Mr Fernandez, one of the first to research the species, points to its beauty, its resistance to floods and droughts, and its ability to adapt to survive in a region with relatively infertile soils.

It is precisely this resilience that led the organizers of COP16 to choose it as their emblem.

“Little piece of jungle”

“We are the only Amazonian flower farm” in Colombia, proudly claims Martha Toledo, a philosopher by training. She knows of only one similar initiative in Peru.

Seen from the air, the crop is clearly distinguishable from the flower plantations that abound in the Andean regions of Colombia, where they are grown in monoculture, lined up in regular rows often under plastic greenhouses that spoil the beauty of the mountainous landscape.

Here, the buds spread over about twenty hectares amidst a variety of native shrubs and even a patch of dense forest.

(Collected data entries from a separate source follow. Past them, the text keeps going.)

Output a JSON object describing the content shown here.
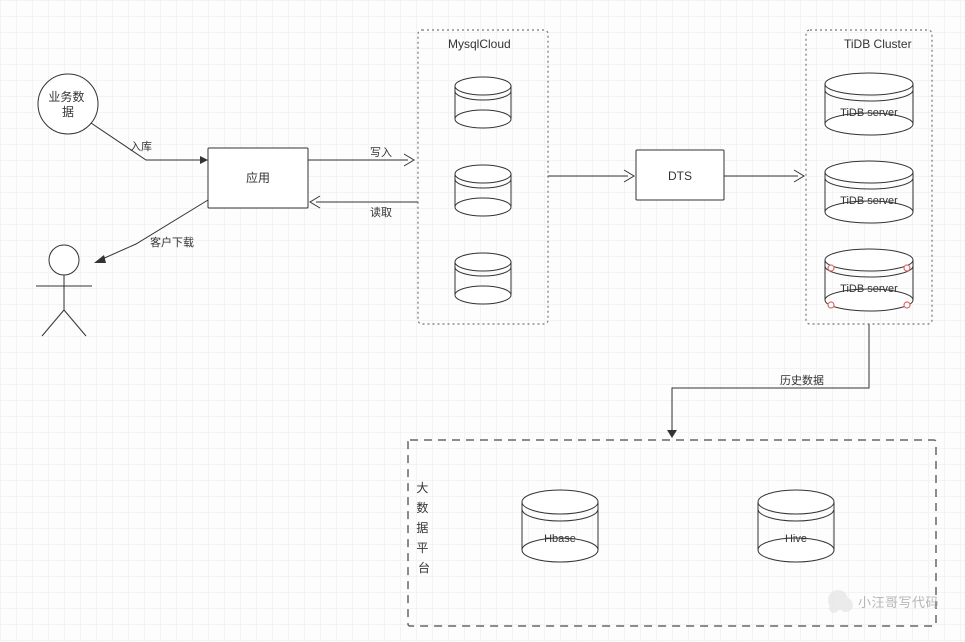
{
  "nodes": {
    "bizData": "业务数\n据",
    "app": "应用",
    "dts": "DTS",
    "hbase": "Hbase",
    "hive": "Hive",
    "tidb1": "TiDB server",
    "tidb2": "TiDB server",
    "tidb3": "TiDB server"
  },
  "containers": {
    "mysqlCloud": "MysqlCloud",
    "tidbCluster": "TiDB Cluster",
    "bigDataPlatform": "大\n数\n据\n平\n台"
  },
  "edges": {
    "bizToApp": "入库",
    "appToMysqlWrite": "写入",
    "mysqlToAppRead": "读取",
    "appToActor": "客户下载",
    "tidbToBigData": "历史数据"
  },
  "watermark": "小汪哥写代码"
}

“We learned to read how the flower grows in the ecosystem. When you buy a flower in Inirida, you take home a little piece of the jungle,” smiles M.me Toledo.

The plantations are inspired by traditional indigenous crops: fertilizers and pesticides are prohibited.

It is a “political bet,” explains the horticulturist. “We are proposing a meeting between the local economy and the global economy. We believe that the department must develop in an environmental way and that is a political process.”

Beijing Express

Decades ago, Inirida flowers were abundant in the pastures surrounding the small local airport. Visitors “would get off planes and come here to pick all the flowers,” Carianil recalls.

In 1989, concerned about the conservation of the species, the government banned the picking of flowers in their natural habitat. The ban was extended until 2005, when the environmental authority authorized its supervised “exploitation”, provided that it did not threaten wild populations.

So far, only Liwi’s plantation has managed to reproduce the flower and obtain a license to market it, first locally, then in Bogota and, after countless logistical challenges, in other countries.

Located nearly 700 kilometers from the capital and disconnected from the country’s road network, Inirida is “an island surrounded by jungle,” describes Martha Toledo.

In October 2022, a first shipment was made to China. “At the airport, they applauded […] “It’s crazy that from such a remote place in Colombia, a box is sent” to Beijing, the founder of Liwi remembers with pride.